2. No deben estar solícitos por la vida del cuerpo, cuando no pueden guardarla sin renunciar al Salvador (v. Mar 8:35). ¿Nos invitan las palabras y las obras de Cristo a seguirle? Sentémonos y calculemos el costo, para ver si nos trae más ventajas seguir a Cristo o ir en pos de nuestros propios deseos. Pero tengamos en cuenta que, cuando el diablo quiere apartar de Cristo a los hombres, les propone ventajas efímeras y les oculta lo peor (v. Rom 6:23). En cambio, cuando Cristo nos invita a ir en su seguimiento, no nos oculta las desventajas, sino que nos dice de antemano los problemas y peligros que hemos de arrostrar en el servicio de Dios, porque, a quien es lo bastante sabio para poner imparcialmente en la balanza las ventajas de servirle con los inconvenientes que ello comporta, resulta evidente que «esta leve tribulación momentánea nos produce en una medida que sobrepasa toda medida, un eterno peso de gloria» (2Co 4:17), y «que las aflicciones del tiempo presente no son comparables con la gloria venidera que ha de manifestarse en nosotros» (Rom 8:18). Por tanto:

(A) No debemos temer la pérdida de la vida por la causa de Cristo: «Cualquiera que desee salvar su vida, negándose a seguirle o renegando de Él después de haber hecho profesión de fe cristiana, la perderá», así como toda esperanza de vida eterna; tal será la insensata operación comercial, o compraventa que realizará. En cambio, «cualquiera que haya de perder su vida, que esté dispuesto a perderla cuando no puede conservarla sin negar a Cristo, la salvará», será un inefable ganador. Quienes mueren por la patria o por el rey, reciben alguna clase de recompensa póstuma, con grandes honores y provisión material para sus familiares, pero ¿qué es eso en comparación con la recompensa de la vida eterna que Cristo otorga a cuantos dan la vida por Él?

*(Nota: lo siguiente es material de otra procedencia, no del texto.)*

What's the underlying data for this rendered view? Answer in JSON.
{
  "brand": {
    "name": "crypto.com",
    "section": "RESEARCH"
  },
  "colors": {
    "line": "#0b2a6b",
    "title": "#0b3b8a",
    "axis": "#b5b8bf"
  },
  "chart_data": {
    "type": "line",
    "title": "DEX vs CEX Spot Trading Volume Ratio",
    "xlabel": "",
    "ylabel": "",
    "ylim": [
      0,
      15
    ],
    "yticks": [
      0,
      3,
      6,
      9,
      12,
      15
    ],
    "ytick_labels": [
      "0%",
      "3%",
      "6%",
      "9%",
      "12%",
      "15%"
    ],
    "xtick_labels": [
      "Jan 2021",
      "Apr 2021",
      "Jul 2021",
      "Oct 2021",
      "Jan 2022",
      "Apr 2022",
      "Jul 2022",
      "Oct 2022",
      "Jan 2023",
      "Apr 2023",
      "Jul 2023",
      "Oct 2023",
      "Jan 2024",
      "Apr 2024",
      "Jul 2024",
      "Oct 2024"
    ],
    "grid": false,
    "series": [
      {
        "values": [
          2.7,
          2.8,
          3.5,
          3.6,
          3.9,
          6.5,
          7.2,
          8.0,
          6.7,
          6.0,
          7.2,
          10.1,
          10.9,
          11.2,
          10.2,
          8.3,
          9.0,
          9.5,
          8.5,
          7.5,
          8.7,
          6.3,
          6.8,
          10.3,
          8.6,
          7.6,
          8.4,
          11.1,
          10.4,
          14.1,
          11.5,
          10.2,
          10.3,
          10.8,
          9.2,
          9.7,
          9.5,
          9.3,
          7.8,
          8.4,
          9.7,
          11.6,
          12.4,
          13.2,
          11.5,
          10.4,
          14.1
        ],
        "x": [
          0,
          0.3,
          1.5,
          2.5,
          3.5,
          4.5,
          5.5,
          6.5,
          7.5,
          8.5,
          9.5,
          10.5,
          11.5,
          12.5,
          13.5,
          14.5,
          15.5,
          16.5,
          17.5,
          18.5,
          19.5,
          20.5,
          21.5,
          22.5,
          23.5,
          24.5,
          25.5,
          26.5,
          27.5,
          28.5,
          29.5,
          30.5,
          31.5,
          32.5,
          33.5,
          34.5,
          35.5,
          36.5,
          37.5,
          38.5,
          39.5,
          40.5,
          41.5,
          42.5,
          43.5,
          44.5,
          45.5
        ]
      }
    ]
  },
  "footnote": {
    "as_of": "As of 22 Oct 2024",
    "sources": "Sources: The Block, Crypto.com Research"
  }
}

(B) Lo que de veras hemos de temer es la pérdida de nuestra alma, es decir, la perdición eterna de nuestra persona entera: «Porque, ¿qué provecho hay en que una persona gane el mundo entero, por negar a Cristo, y que pierda su alma?» (v. Mar 8:36). Como dijo el obispo Hooper, la noche anterior a su martirio: «Es cierto que la vida es dulce y la muerte es amarga, pero la muerte eterna es más amarga, y la vida eterna es más dulce». En efecto, «¿qué puede dar el hombre a cambio de su alma?» (v. Mar 8:37). La ganancia de todo el mundo con pecado, no es bastante para contrarrestar la ruina del alma por el pecado. El dinero puede comprarlo todo en este mundo menos la vida misma; ¡cuánto menos podrá comprarse con todo el oro del mundo la eternidad!

(C) El Señor termina diciendo lo que hacen los hombres para salvar su vida y ganar el mundo, a costa de su alma y de la eternidad: «Porque quienquiera que se avergüence de mí y de mis palabras, en medio de esta generación adúltera y pecadora, el Hijo del Hombre también se avergonzará de él» (v. Mar 8:38). La desventaja en que la causa de Cristo se halla en este mundo es que hay que mantenerla y profesarla en medio de una generación adúltera y pecadora. Hay épocas y lugares en que el pecado abunda más que en otros tiempos y lugares, como ocurrió en tiempo de Cristo; en tales circunstancias, la causa de Cristo encuentra tal oposición, tantos ataques y tan fiera persecución, que quienes la profesan están expuestos al desprecio, al ridículo, al ostracismo y aun a la muerte. Y hay muchos que, aun reconociendo que la causa de Cristo es justa y digna, se avergüenzan de ella; con lo cual, se avergüenzan de Cristo; no pueden aguantar el desprecio, la burla o la persecución y, por consiguiente, reniegan de su profesión cristiana. Pero llegará un día en que la causa de Cristo se manifestará tan espléndida e ilustre cuanto ahora aparece como despreciable y sin importancia. Y no compartirán entonces la gloria de Cristo quienes ahora no están dispuestos a llevar el vituperio de Cristo (Heb 11:26; Heb 13:13).